« Au cœur de notre vie si fragile, partout menacée par la destruction, il existe en nous, en amont de chaque dérive temporelle, un lieu lumineux de la toute-confiance. De ce lieu intime émane une clarté qui, à partir du centre secret de notre âme incarnée, pénètre, soulève et guide vers l’avenir, en dépit de tous les obstacles de la vie présente, le moi chancelant dont nous nous faisons le porte-parole doublement précaire. Nous y buvons ensemble, comme à une source de vie cachée, le souffle du futur infini : par-delà tout le mal et plus haut que la nuit. »
Claude Vigée. Danser sur l’abîme
Ariane est atteinte d’une grave maladie neurodégénérative depuis plusieurs années. Bien sûr elle ne joue plus, son autonomie se réduit de jour en jour, elle ne parle plus qu’avec un filet de voix, sans réussir à articuler vraiment. Cette femme avait une énergie incroyable, elle était libre, rayonnante, pleine de vie, et son jeu, si expressif, était d’un lyrisme qui allait droit au cœur.
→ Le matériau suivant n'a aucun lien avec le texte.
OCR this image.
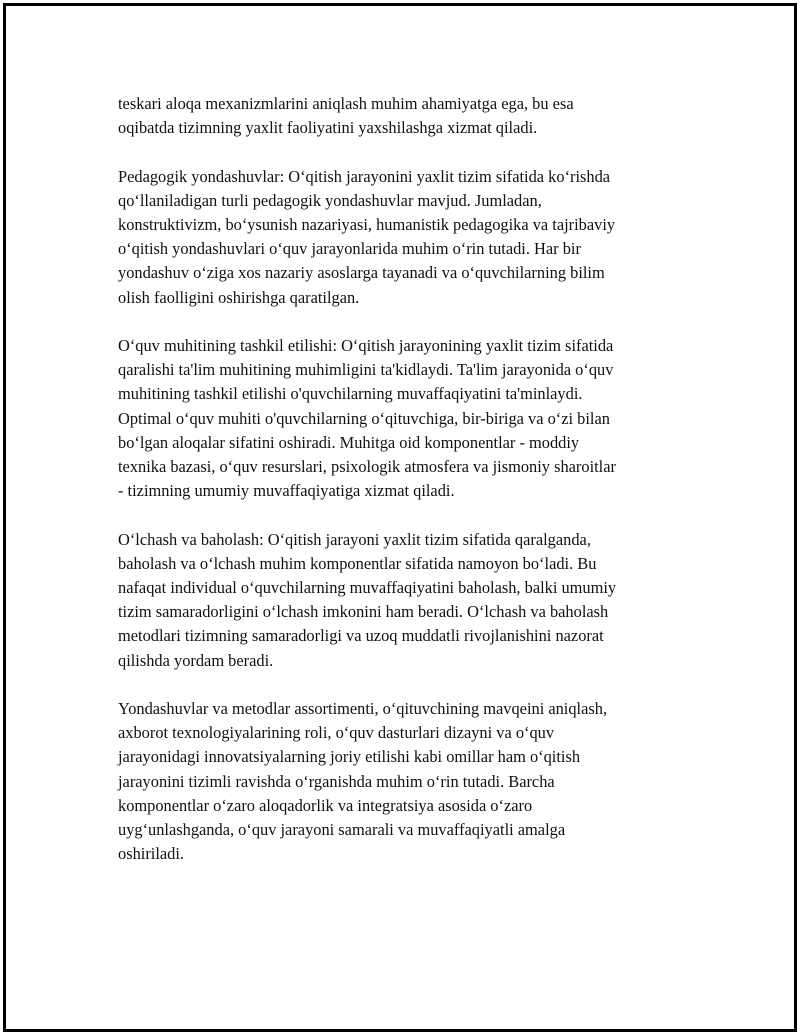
teskari aloqa mexanizmlarini aniqlash muhim ahamiyatga ega, bu esa
oqibatda tizimning yaxlit faoliyatini yaxshilashga xizmat qiladi.

Pedagogik yondashuvlar: O‘qitish jarayonini yaxlit tizim sifatida ko‘rishda
qo‘llaniladigan turli pedagogik yondashuvlar mavjud. Jumladan,
konstruktivizm, bo‘ysunish nazariyasi, humanistik pedagogika va tajribaviy
o‘qitish yondashuvlari o‘quv jarayonlarida muhim o‘rin tutadi. Har bir
yondashuv o‘ziga xos nazariy asoslarga tayanadi va o‘quvchilarning bilim
olish faolligini oshirishga qaratilgan.

O‘quv muhitining tashkil etilishi: O‘qitish jarayonining yaxlit tizim sifatida
qaralishi ta'lim muhitining muhimligini ta'kidlaydi. Ta'lim jarayonida o‘quv
muhitining tashkil etilishi o'quvchilarning muvaffaqiyatini ta'minlaydi.
Optimal o‘quv muhiti o'quvchilarning o‘qituvchiga, bir-biriga va o‘zi bilan
bo‘lgan aloqalar sifatini oshiradi. Muhitga oid komponentlar - moddiy
texnika bazasi, o‘quv resurslari, psixologik atmosfera va jismoniy sharoitlar
- tizimning umumiy muvaffaqiyatiga xizmat qiladi.

O‘lchash va baholash: O‘qitish jarayoni yaxlit tizim sifatida qaralganda,
baholash va o‘lchash muhim komponentlar sifatida namoyon bo‘ladi. Bu
nafaqat individual o‘quvchilarning muvaffaqiyatini baholash, balki umumiy
tizim samaradorligini o‘lchash imkonini ham beradi. O‘lchash va baholash
metodlari tizimning samaradorligi va uzoq muddatli rivojlanishini nazorat
qilishda yordam beradi.

Yondashuvlar va metodlar assortimenti, o‘qituvchining mavqeini aniqlash,
axborot texnologiyalarining roli, o‘quv dasturlari dizayni va o‘quv
jarayonidagi innovatsiyalarning joriy etilishi kabi omillar ham o‘qitish
jarayonini tizimli ravishda o‘rganishda muhim o‘rin tutadi. Barcha
komponentlar o‘zaro aloqadorlik va integratsiya asosida o‘zaro
uyg‘unlashganda, o‘quv jarayoni samarali va muvaffaqiyatli amalga
oshiriladi.
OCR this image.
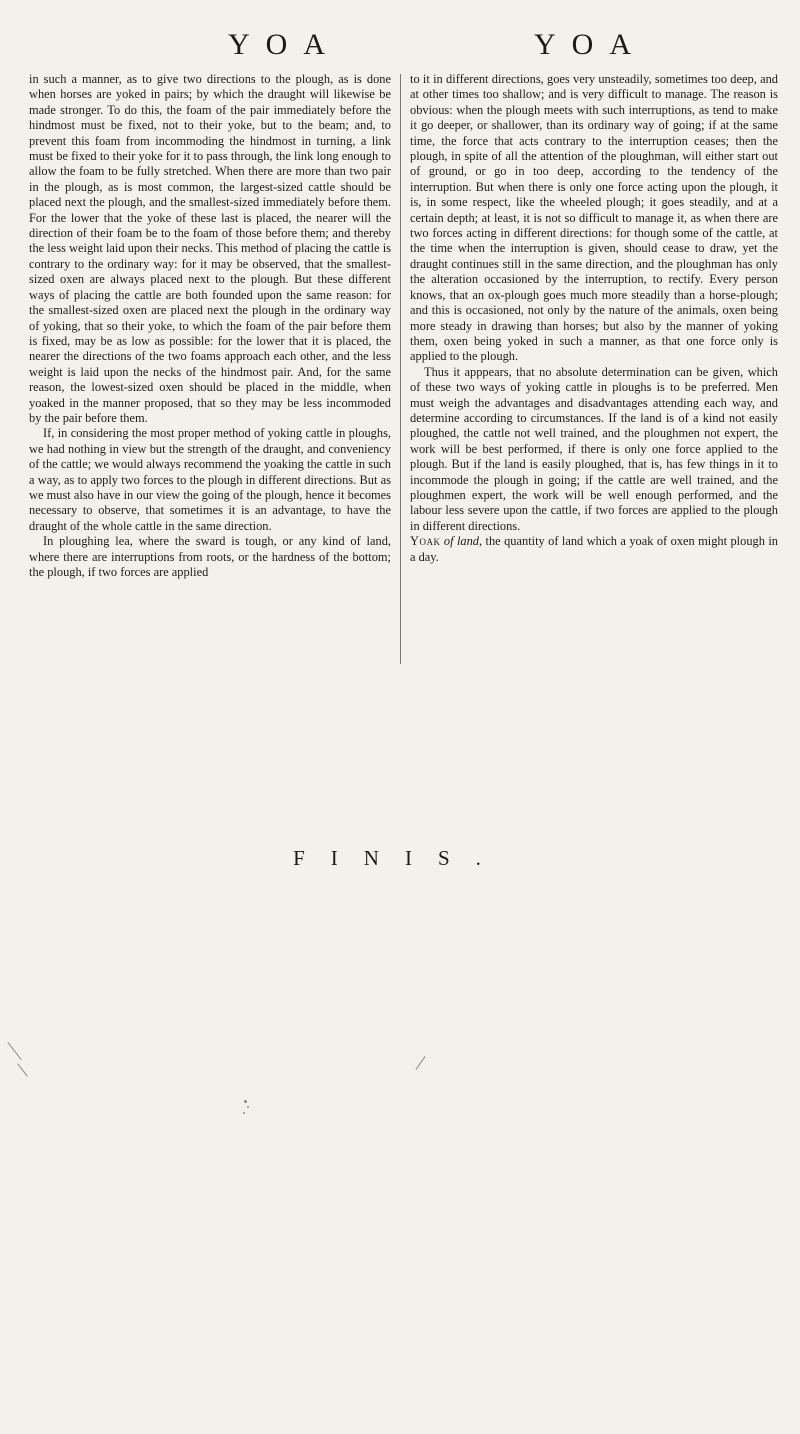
YOA	YOA

in such a manner, as to give two directions to the plough, as is done when horses are yoked in pairs; by which the draught will likewise be made stronger. To do this, the foam of the pair immediately before the hindmost must be fixed, not to their yoke, but to the beam; and, to prevent this foam from incommoding the hindmost in turning, a link must be fixed to their yoke for it to pass through, the link long enough to allow the foam to be fully stretched. When there are more than two pair in the plough, as is most common, the largest-sized cattle should be placed next the plough, and the smallest-sized immediately before them. For the lower that the yoke of these last is placed, the nearer will the direction of their foam be to the foam of those before them; and thereby the less weight laid upon their necks. This method of placing the cattle is contrary to the ordinary way: for it may be observed, that the smallest-sized oxen are always placed next to the plough. But these different ways of placing the cattle are both founded upon the same reason: for the smallest-sized oxen are placed next the plough in the ordinary way of yoking, that so their yoke, to which the foam of the pair before them is fixed, may be as low as possible: for the lower that it is placed, the nearer the directions of the two foams approach each other, and the less weight is laid upon the necks of the hindmost pair. And, for the same reason, the lowest-sized oxen should be placed in the middle, when yoaked in the manner proposed, that so they may be less incommoded by the pair before them.

If, in considering the most proper method of yoking cattle in ploughs, we had nothing in view but the strength of the draught, and conveniency of the cattle; we would always recommend the yoaking the cattle in such a way, as to apply two forces to the plough in different directions. But as we must also have in our view the going of the plough, hence it becomes necessary to observe, that sometimes it is an advantage, to have the draught of the whole cattle in the same direction.

In ploughing lea, where the sward is tough, or any kind of land, where there are interruptions from roots, or the hardness of the bottom; the plough, if two forces are applied

to it in different directions, goes very unsteadily, sometimes too deep, and at other times too shallow; and is very difficult to manage. The reason is obvious: when the plough meets with such interruptions, as tend to make it go deeper, or shallower, than its ordinary way of going; if at the same time, the force that acts contrary to the interruption ceases; then the plough, in spite of all the attention of the ploughman, will either start out of ground, or go in too deep, according to the tendency of the interruption. But when there is only one force acting upon the plough, it is, in some respect, like the wheeled plough; it goes steadily, and at a certain depth; at least, it is not so difficult to manage it, as when there are two forces acting in different directions: for though some of the cattle, at the time when the interruption is given, should cease to draw, yet the draught continues still in the same direction, and the ploughman has only the alteration occasioned by the interruption, to rectify. Every person knows, that an ox-plough goes much more steadily than a horse-plough; and this is occasioned, not only by the nature of the animals, oxen being more steady in drawing than horses; but also by the manner of yoking them, oxen being yoked in such a manner, as that one force only is applied to the plough.

Thus it apppears, that no absolute determination can be given, which of these two ways of yoking cattle in ploughs is to be preferred. Men must weigh the advantages and disadvantages attending each way, and determine according to circumstances. If the land is of a kind not easily ploughed, the cattle not well trained, and the ploughmen not expert, the work will be best performed, if there is only one force applied to the plough. But if the land is easily ploughed, that is, has few things in it to incommode the plough in going; if the cattle are well trained, and the ploughmen expert, the work will be well enough performed, and the labour less severe upon the cattle, if two forces are applied to the plough in different directions.

Yoak of land, the quantity of land which a yoak of oxen might plough in a day.

FINIS.
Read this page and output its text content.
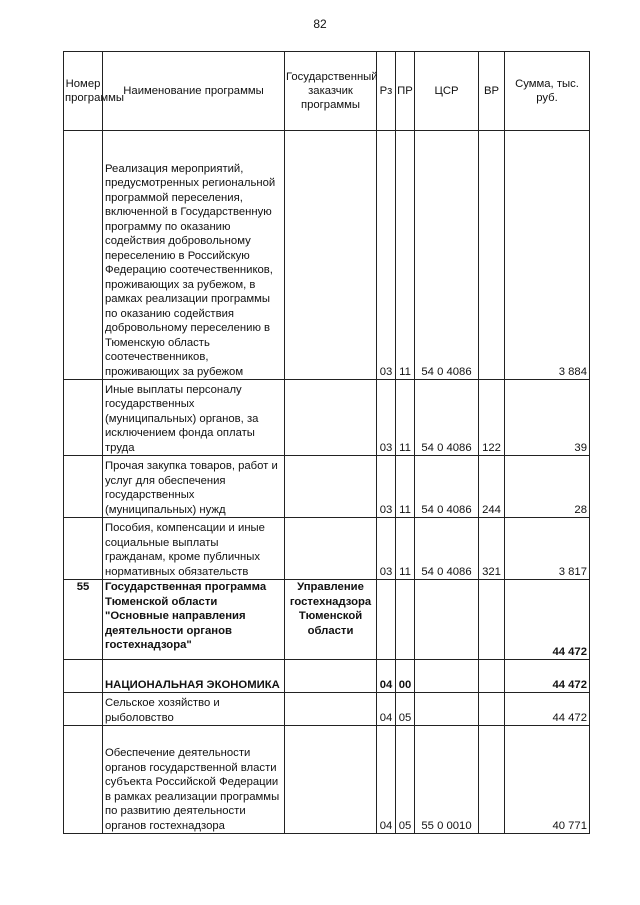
82
Номер программы	Наименование программы	Государственный заказчик программы	Рз	ПР	ЦСР	ВР	Сумма, тыс. руб.
	Реализация мероприятий, предусмотренных региональной программой переселения, включенной в Государственную программу по оказанию содействия добровольному переселению в Российскую Федерацию соотечественников, проживающих за рубежом, в рамках реализации программы по оказанию содействия добровольному переселению в Тюменскую область соотечественников, проживающих за рубежом		03	11	54 0 4086		3 884
	Иные выплаты персоналу государственных (муниципальных) органов, за исключением фонда оплаты труда		03	11	54 0 4086	122	39
	Прочая закупка товаров, работ и услуг для обеспечения государственных (муниципальных) нужд		03	11	54 0 4086	244	28
	Пособия, компенсации и иные социальные выплаты гражданам, кроме публичных нормативных обязательств		03	11	54 0 4086	321	3 817
55	Государственная программа Тюменской области "Основные направления деятельности органов гостехнадзора"	Управление гостехнадзора Тюменской области					44 472
	НАЦИОНАЛЬНАЯ ЭКОНОМИКА		04	00			44 472
	Сельское хозяйство и рыболовство		04	05			44 472
	Обеспечение деятельности органов государственной власти субъекта Российской Федерации в рамках реализации программы по развитию деятельности органов гостехнадзора		04	05	55 0 0010		40 771
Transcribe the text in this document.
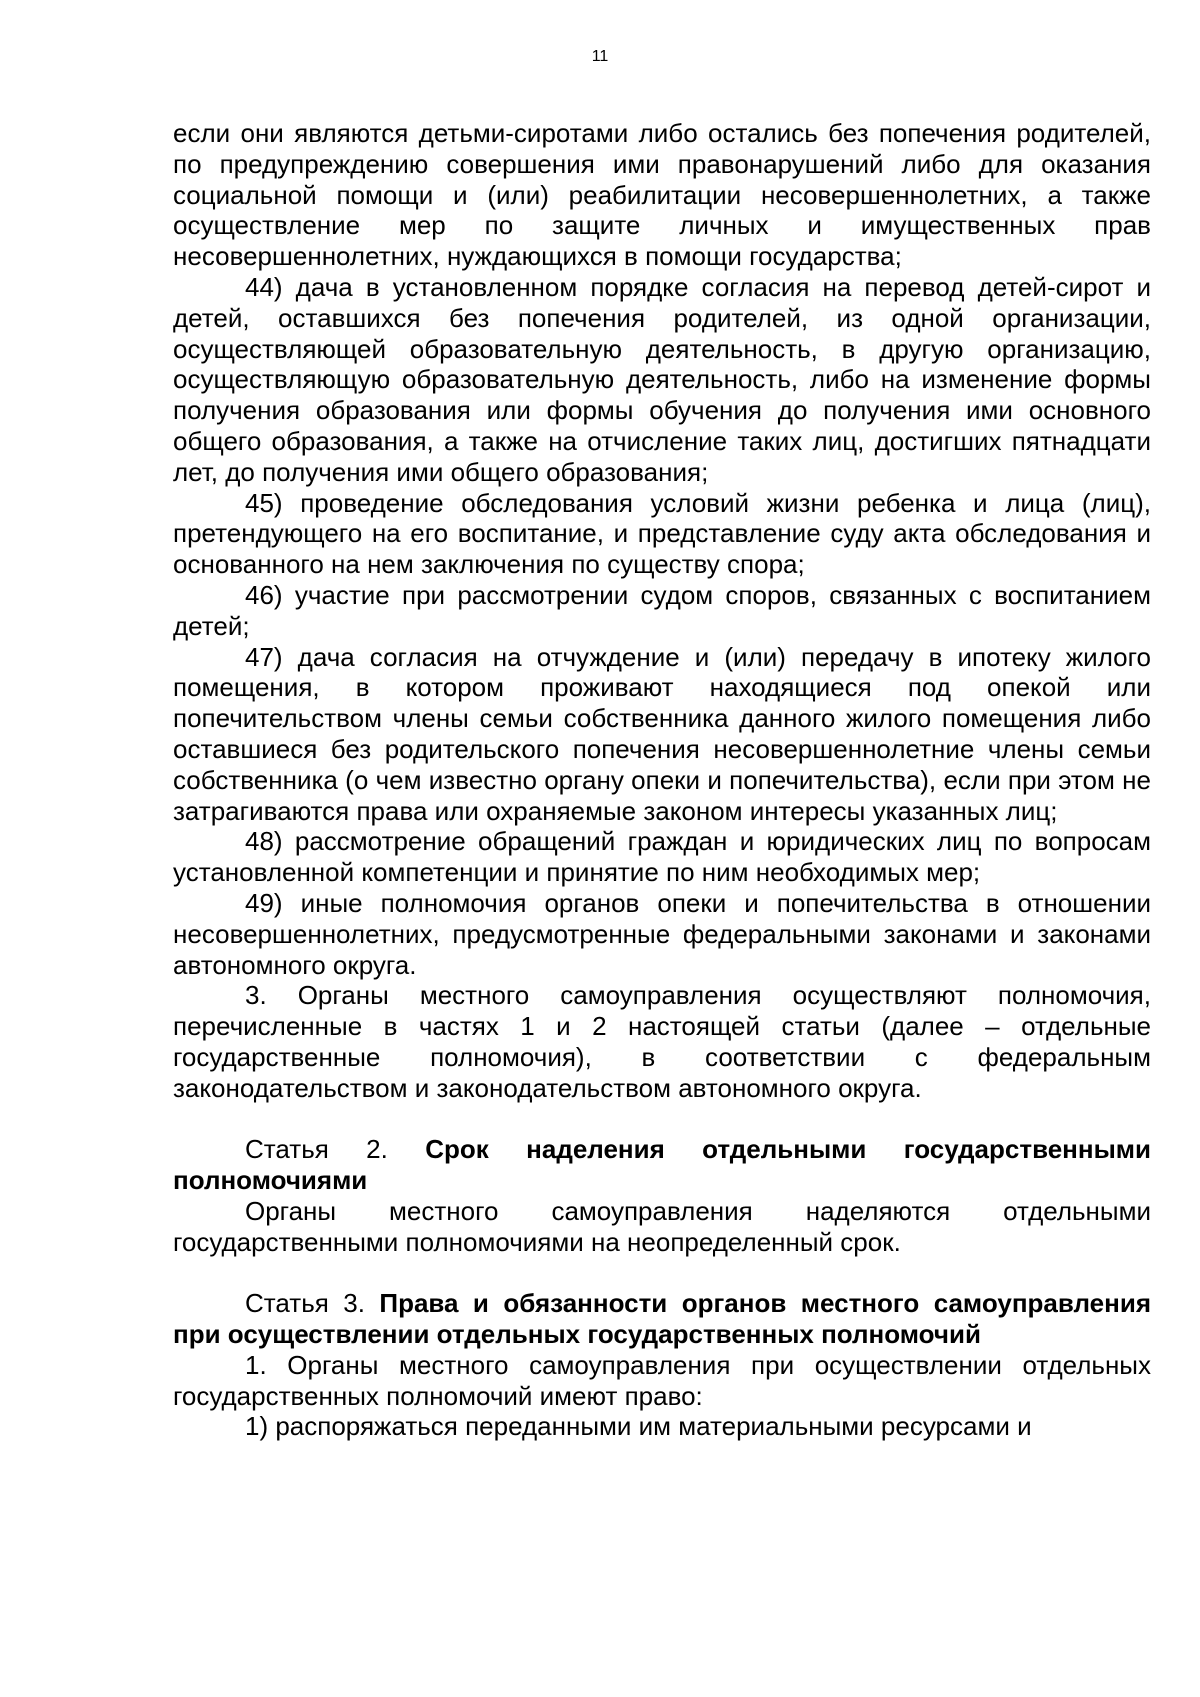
11

если они являются детьми-сиротами либо остались без попечения родителей, по предупреждению совершения ими правонарушений либо для оказания социальной помощи и (или) реабилитации несовершеннолетних, а также осуществление мер по защите личных и имущественных прав несовершеннолетних, нуждающихся в помощи государства;

44) дача в установленном порядке согласия на перевод детей-сирот и детей, оставшихся без попечения родителей, из одной организации, осуществляющей образовательную деятельность, в другую организацию, осуществляющую образовательную деятельность, либо на изменение формы получения образования или формы обучения до получения ими основного общего образования, а также на отчисление таких лиц, достигших пятнадцати лет, до получения ими общего образования;

45) проведение обследования условий жизни ребенка и лица (лиц), претендующего на его воспитание, и представление суду акта обследования и основанного на нем заключения по существу спора;

46) участие при рассмотрении судом споров, связанных с воспитанием детей;

47) дача согласия на отчуждение и (или) передачу в ипотеку жилого помещения, в котором проживают находящиеся под опекой или попечительством члены семьи собственника данного жилого помещения либо оставшиеся без родительского попечения несовершеннолетние члены семьи собственника (о чем известно органу опеки и попечительства), если при этом не затрагиваются права или охраняемые законом интересы указанных лиц;

48) рассмотрение обращений граждан и юридических лиц по вопросам установленной компетенции и принятие по ним необходимых мер;

49) иные полномочия органов опеки и попечительства в отношении несовершеннолетних, предусмотренные федеральными законами и законами автономного округа.

3. Органы местного самоуправления осуществляют полномочия, перечисленные в частях 1 и 2 настоящей статьи (далее – отдельные государственные полномочия), в соответствии с федеральным законодательством и законодательством автономного округа.

Статья 2. Срок наделения отдельными государственными полномочиями

Органы местного самоуправления наделяются отдельными государственными полномочиями на неопределенный срок.

Статья 3. Права и обязанности органов местного самоуправления при осуществлении отдельных государственных полномочий

1. Органы местного самоуправления при осуществлении отдельных государственных полномочий имеют право:

1) распоряжаться переданными им материальными ресурсами и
Cette maladie peut paraître injuste et inacceptable, il m’arrive encore de penser que je vais me réveiller d’un mauvais rêve. Et pourtant, je vous assure que son être profond est en bonne santé – ce que j’appelle la « grande santé » – et que derrière l’apparence d’un corps si diminué sa lumière brille, intacte, inaltérée.
C’est ce « lieu lumineux de la toute-confiance » dont parle Claude Vigée.
J’ai joué plus de trente ans avec Ariane, dans une complicité rare, avec ferveur et jubilation. J’en ai bien sûr une profonde nostalgie, mais aussi une grande gratitude.
Dans ce lieu de toute-confiance, où le temps et l’espace n’existent pas, la musique continue de résonner et de rayonner, et dans l’invisible nos âmes ne cesseront jamais de chanter et danser ensemble.